Bug 225434 - Faster XML escaping in XMLWriter
Summary: Faster XML escaping in XMLWriter
Status: RESOLVED FIXED
Alias: None
Product: Equinox
Classification: Eclipse Project
Component: p2 (show other bugs)
Version: 3.4   Edit
Hardware: PC Windows XP
: P3 normal (vote)
Target Milestone: 3.4 M7   Edit
Assignee: P2 Inbox CLA
QA Contact:
URL:
Whiteboard:
Keywords: performance
Depends on:
Blocks:
 
Reported: 2008-04-02 17:18 EDT by Simon Kaegi CLA
Modified: 2008-04-03 12:32 EDT (History)
1 user (show)

See Also:


Attachments
proposed patch (1.57 KB, patch)
2008-04-02 17:18 EDT, Simon Kaegi CLA
no flags Details | Diff

Note You need to log in before you can comment on or make changes to this bug.
Description Simon Kaegi CLA 2008-04-02 17:18:48 EDT
Created attachment 94630 [details]
proposed patch

Some IUs contain large amounts of text that we end up escaping as we write it as XML. As an example licensing info. We're currently using String concatination but should instead use a StringBuffer.
Comment 1 Pascal Rapicault CLA 2008-04-02 20:31:39 EDT
What is the gain, given that this force us to have another copy of the string in memory?
Comment 2 Simon Kaegi CLA 2008-04-02 21:30:54 EDT
For the tptp_min testcase this is saving a little over 1s (on my laptop). Writing manifests and especially licenses are the main culprits. Also, this is just for serializing the IUs in the profile but would also help whenever we persist any repo changes during generation or mirroring. 

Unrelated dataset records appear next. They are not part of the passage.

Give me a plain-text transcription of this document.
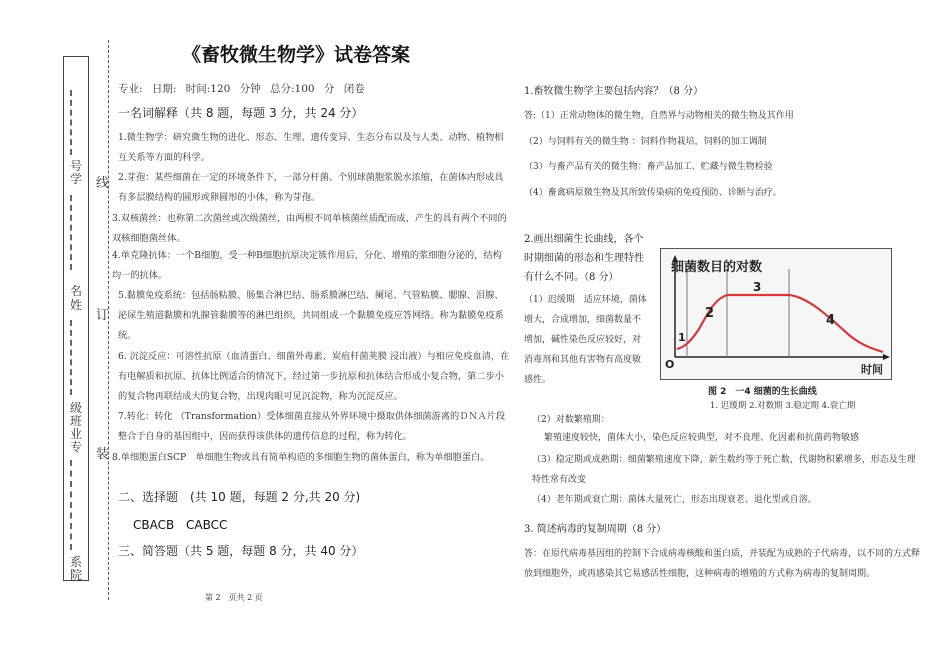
号
学
名
姓
级
班
业
专
系
院
线
订
装
《畜牧微生物学》试卷答案
专业: 日期: 时间:120 分钟 总分:100 分 闭卷
一名词解释（共 8 题，每题 3 分，共 24 分）
1.微生物学：研究微生物的进化、形态、生理、遗传变异、生态分布以及与人类、动物、植物相互关系等方面的科学。
2.芽孢：某些细菌在一定的环境条件下，一部分杆菌、个别球菌胞浆脱水浓缩，在菌体内形成具有多层膜结构的圆形或卵圆形的小体，称为芽孢。
3.双核菌丝：也称第二次菌丝或次级菌丝，由两根不同单核菌丝质配而成，产生的具有两个不同的双核细胞菌丝体。
4.单克隆抗体：一个B细胞，受一种B细胞抗原决定簇作用后，分化、增殖的浆细胞分泌的，结构均一的抗体。
5.黏膜免疫系统：包括肠粘膜、肠集合淋巴结、肠系膜淋巴结、阑尾、气管粘膜、腮腺、泪腺、泌尿生殖道黏膜和乳腺管黏膜等的淋巴组织，共同组成一个黏膜免疫应答网络。称为黏膜免疫系统。
6. 沉淀反应：可溶性抗原（血清蛋白、细菌外毒素、炭疽杆菌荚膜 浸出液）与相应免疫血清，在有电解质和抗原、抗体比例适合的情况下，经过第一步抗原和抗体结合形成小复合物，第二步小的复合物再联结成大的复合物，出现肉眼可见沉淀物，称为沉淀反应。
7.转化：转化 （Transformation）受体细菌直接从外界环境中摄取供体细菌游离的ＤＮＡ片段整合于自身的基因组中，因而获得该供体的遗传信息的过程，称为转化。
8.单细胞蛋白SCP　单细胞生物或具有简单构造的多细胞生物的菌体蛋白，称为单细胞蛋白。
二、选择题　(共 10 题，每题 2 分,共 20 分)
CBACB CABCC
三、简答题（共 5 题，每题 8 分，共 40 分）
第 2　页共 2 页
1.畜牧微生物学主要包括内容？（8 分）
答:（1）正常动物体的微生物，自然界与动物相关的微生物及其作用
（2）与饲料有关的微生物 ：饲料作物栽培，饲料的加工调制
（3）与畜产品有关的微生物：畜产品加工、贮藏与微生物检验
（4）畜禽病原微生物及其所致传染病的免疫预防、诊断与治疗。
2.画出细菌生长曲线，各个时期细菌的形态和生理特性有什么不同。（8 分）
（1）迟缓期　适应环境，菌体增大，合成增加，细菌数量不增加，碱性染色反应较好，对消毒剂和其他有害物有高度敏感性。
细菌数目的对数
时间
O
1
2
3
4
图 2　一4 细菌的生长曲线
1. 迟缓期 2.对数期 3.稳定期 4.衰亡期
（2）对数繁殖期：
繁殖速度较快，菌体大小，染色反应较典型，对不良理、化因素和抗菌药物敏感
（3）稳定期或成熟期：细菌繁殖速度下降，新生数约等于死亡数，代谢物积累增多，形态及生理特性常有改变
（4）老年期或衰亡期：菌体大量死亡，形态出现衰老、退化型或自溶。
3. 简述病毒的复制周期（8 分）
答：在原代病毒基因组的控制下合成病毒核酸和蛋白质，并装配为成熟的子代病毒，以不同的方式释放到细胞外，或再感染其它易感活性细胞，这种病毒的增殖的方式称为病毒的复制周期。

If there are no characters to escape we don't allocate a replacement buffer and eventually return the original string. When there are characters to escape I think the memory footprint should be similar to the current implementation.
Comment 3 John Arthorne CLA 2008-04-02 21:37:02 EDT
This change looks good to me. The old code was really inefficient:

 txt = txt.substring(0, i) + replace + txt.substring(i + 1);

This creates at least two garbage strings, and a string buffer, for each character that is escaped.  The new code just creates a single string buffer for the whole escaping operation.
Comment 4 John Arthorne CLA 2008-04-03 09:58:43 EDT
The only tweak I would make is to initialize the string buffer so it is large enough to fit the entire original text, plus some extra space for escaped characters. Otherwise the buffer may need to grow several times and create more garbage.
Comment 5 Simon Kaegi CLA 2008-04-03 12:32:35 EDT
Patch released with John's suggestion - using the string length + 16 as the inital buffer size.